小学生の頃、五島の福江教会の「けいこ部屋」と呼んでいた教会学校で、週に3回ほどカトリックの教えである「公教要理」を習っていた。
公教要理には問と答があって、全部で450問、付録として1問があった。
その中で一番よく覚えているのが
問 人がこの世にいるのは 何のためでありますか
答 人がこの世にいるのは天主を認め、愛し。これに
仕えついに天国の幸福を得るためであります。
問 天国とはどのような処でありますか
答 天国とは、天主を目の当たりに仰ぎ見て終わりなき幸福を受けるところであります。
私は何度も何度も暗唱した。
家へ帰っても、ずっと声を出して暗唱していると、母がその仲間に加わってくれた。
「天国はさ、一年中、きれいか色とりどりの花が咲いとって、その花の匂いがあたり一面にたちこめて、そして、きれいな音楽が聞こえてくるとよ。こげんな幸福なところは、この世のどこば探してもなかとよ。じゃけん、みんな、この世で罪ば犯さんごとして、天国に行こうじゃんね」と母は、さも今行って帰ってきたかのような、うっとりとした表情をして、私に言った。
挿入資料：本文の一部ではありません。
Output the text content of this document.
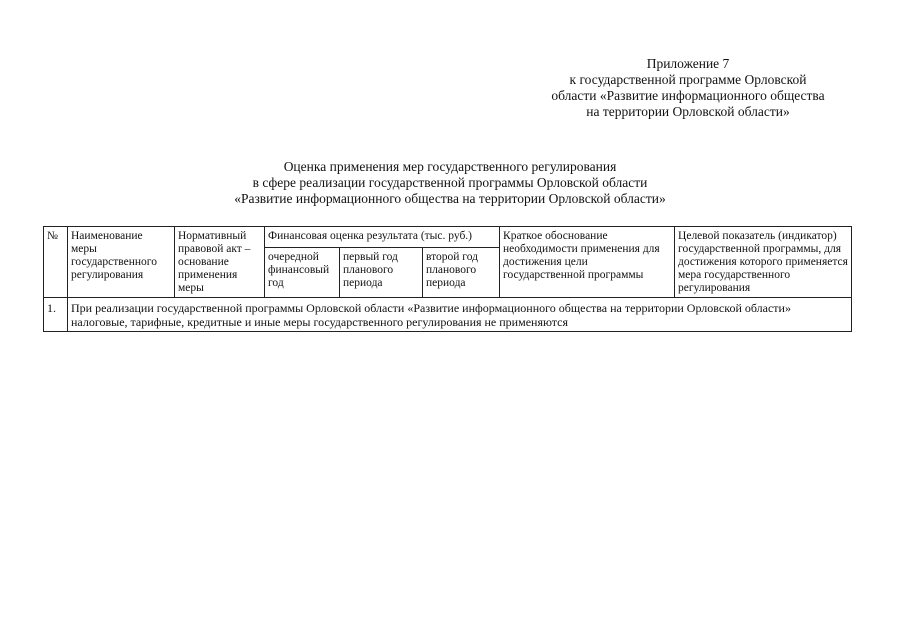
Приложение 7
к государственной программе Орловской
области «Развитие информационного общества
на территории Орловской области»
Оценка применения мер государственного регулирования
в сфере реализации государственной программы Орловской области
«Развитие информационного общества на территории Орловской области»
№	Наименование меры государственного регулирования	Нормативный правовой акт – основание применения меры	Финансовая оценка результата (тыс. руб.)			Краткое обоснование необходимости применения для достижения цели государственной программы	Целевой показатель (индикатор) государственной программы, для достижения которого применяется мера государственного регулирования
			очередной финансовый год	первый год планового периода	второй год планового периода		
1.	При реализации государственной программы Орловской области «Развитие информационного общества на территории Орловской области» налоговые, тарифные, кредитные и иные меры государственного регулирования не применяются						
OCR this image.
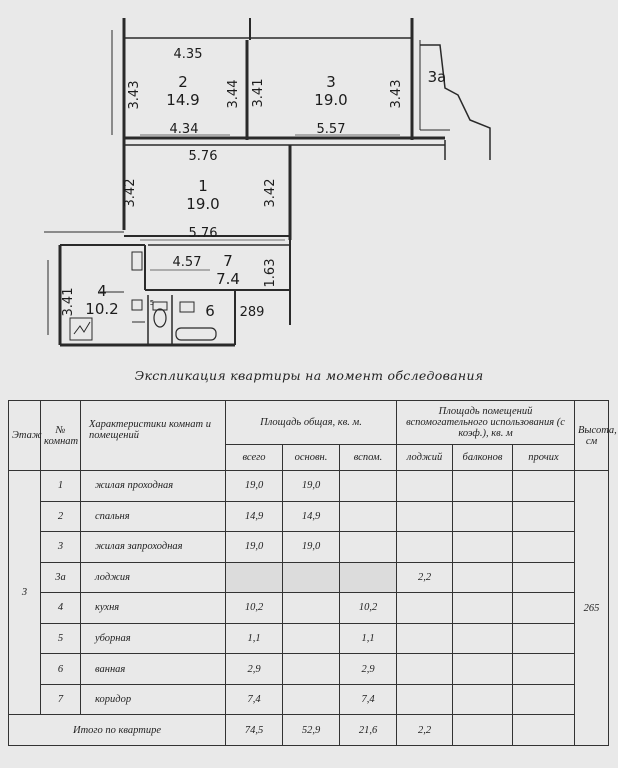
2
14.9
3
19.0
3а
1
19.0
4
10.2
7
7.4
6
5
4.35
3.43	3.44 3.41	3.43
4.34	5.57
5.76
3.42	3.42
5.76
4.57	1.63
3.41	289
Экспликация квартиры на момент обследования
Этаж	№ комнат	Характеристики комнат и помещений	Площадь общая, кв. м.			Площадь помещений вспомогательного использования (с коэф.), кв. м			Высота, см
			всего	основн.	вспом.	лоджий	балконов	прочих	
3	1	жилая проходная	19,0	19,0					265
	2	спальня	14,9	14,9					
	3	жилая запроходная	19,0	19,0					
	3а	лоджия				2,2			
	4	кухня	10,2		10,2				
	5	уборная	1,1		1,1				
	6	ванная	2,9		2,9				
	7	коридор	7,4		7,4				
Итого по квартире			74,5	52,9	21,6	2,2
「どげんな匂いじゃろか?」 「この世にある、どげんよか香水よりも、いやいやこの世で嗅いだこともなか、よか匂いたいね」
三ツ子の魂百まで、私は現在75歳であるが、ずっと天国に憧れている。
この世でどんな王侯貴族であろうと、天国にあるような安らぎを覚えることはまず無いと思う。
天国にこそ、永遠の安らぎが待っていると思うので、母が言った「罪ば犯さんごとして天国に行こうじゃんね」がまた胸に広がる。